El alquimista del universo

Al principio solo había hidrógeno. Un océano infinito de átomos simples flotando en la vasta oscuridad, insignificantes, inmutables, ignorantes de su propio destino. Y, sin embargo, contenían un secreto cósmico que ni ellos mismos podían imaginar: el tiempo era el alquimista silencioso que todo lo transformaba.

Con los milenios, las nubes de hidrógeno comenzaron a reunirse, atraídas por una danza gravitacional ineludible. Formaron estrellas y, en el ardor incandescente de sus corazones, se encendieron las forjas de la creación. Allí, en esos hornos estelares, el hidrógeno se unió, se fusionó, se transmutó: de un átomo nacieron el helio, el carbono, el oxígeno. La muerte de aquellas estrellas —explosiva y violenta— fue también un acto de creación: los elementos dispersos se mezclaron con polvo y roca, sembrando las semillas de nuevos mundos.

En un rincón perdido de una galaxia cualquiera, una pequeña esfera de roca y agua emergió de ese caos primordial. La química, armada con la paciencia de eones, moldeó moléculas, cadenas complejas, hasta que una chispa —la primera chispa— dio lugar a algo que nunca antes había existido: vida.

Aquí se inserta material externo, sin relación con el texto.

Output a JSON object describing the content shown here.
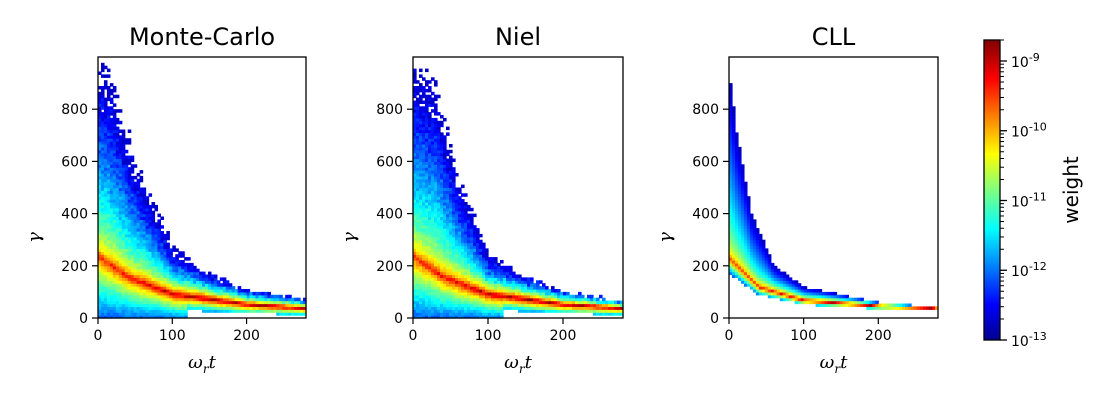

Y el hidrógeno, que antes solo conocía el vacío, se encontró ahora respirando como oxígeno en los pulmones de un pez, fluyendo como agua por un río, brillando en los pétalos de una flor. Pero el viaje del hidrógeno no terminó allí, porque un día, de entre la infinita cadena de transformaciones, surgieron seres capaces de mirar al cielo y preguntarse de dónde venían. Seres que podían reflexionar sobre su propia existencia, que podían trazar en sus mentes el linaje que los unía a las estrellas.

Así, después de miles de millones de años, el hidrógeno se transformó en personas. Y, sentado bajo las estrellas, uno de esos seres levantó una mano al cielo, señalando con asombro, y susurró: —Yo también soy polvo de estrellas.